Аркаша заливался полезным смехом.
— А у нас получилось, что все Манины дочки распахнулись безо всего. Ты, Рая, говоришь, груди…
— Я кричу: «Такие папахи не держат под прилавком, если вы уже не в панталонах!» — заходился на траве счастливый Аркаша.
— А я говорю: «Неужели это не шестимесячная завивка?» И тогда у него закрутилась голова. Эта дурочка, Гита, которая училась на медсестру, надела кимоно задом наперед, и у нее не распахнулось.

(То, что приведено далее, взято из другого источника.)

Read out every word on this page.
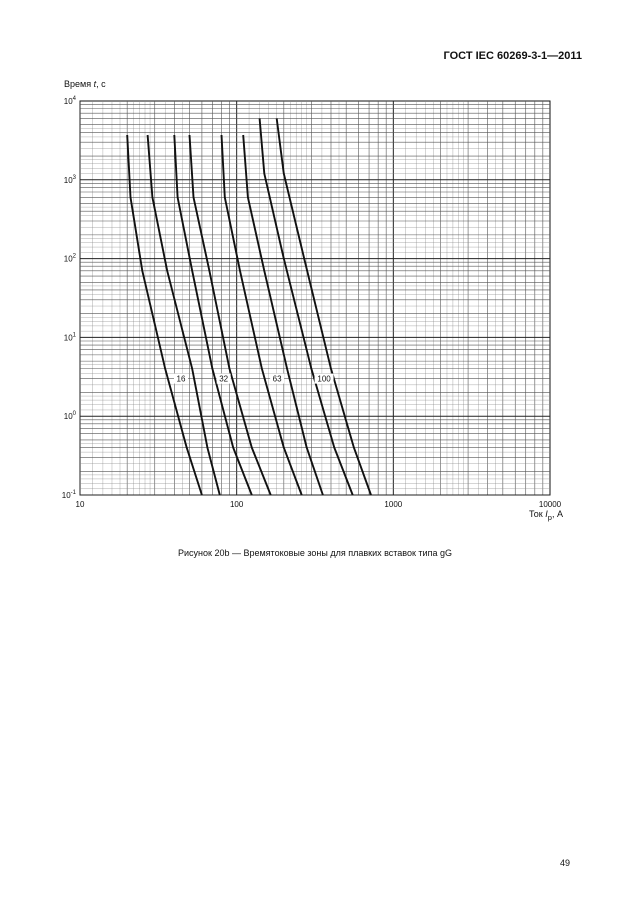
ГОСТ IEC 60269-3-1—2011
Время t, с
10	100	1000	10000
$10^{-1}$
$10^0$
$10^1$
$10^2$
$10^3$
$10^4$
16	32	63	100
Ток $I_p$, А
Рисунок 20b — Времятоковые зоны для плавких вставок типа gG
49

А когда она увидела, что сестры стоят и имеют радость, а у нее, как у медсестры, спереди закрыто, она повернулась спиной и мы увидели такое, что Аркаша сразу сомлел…
— Я сомлел?! Я сомлел, потому что у меня болезень, а она перекрутилась…
— От них можно лопнуть! — в упоении заходилась Рая. — Я иду переложиться.
Вернувшись, она сказала: «Этот сахарин повредил мне как женщине!» — но никто ее слов не услышал, потому что сказано было тихо, тревожно и грустно, к тому же Яков Нусимович с Гришей слушали Аркашу, который запальчиво убеждал ухмылявшегося старика:
— Кимоно! Ха! Кимоно там у любого! Да когда туда приехал Михоэлс, все пять тысяч, которые пришли на него смотреть, ложили за вход ручные часы с браслеткой. На карманные он плевать хотел. Их потом несли целыми корзинами в фонд обороны. Мне Зуля с Седьмого проезда рассказывал. Пять тысяч пар! И все — Лонжин!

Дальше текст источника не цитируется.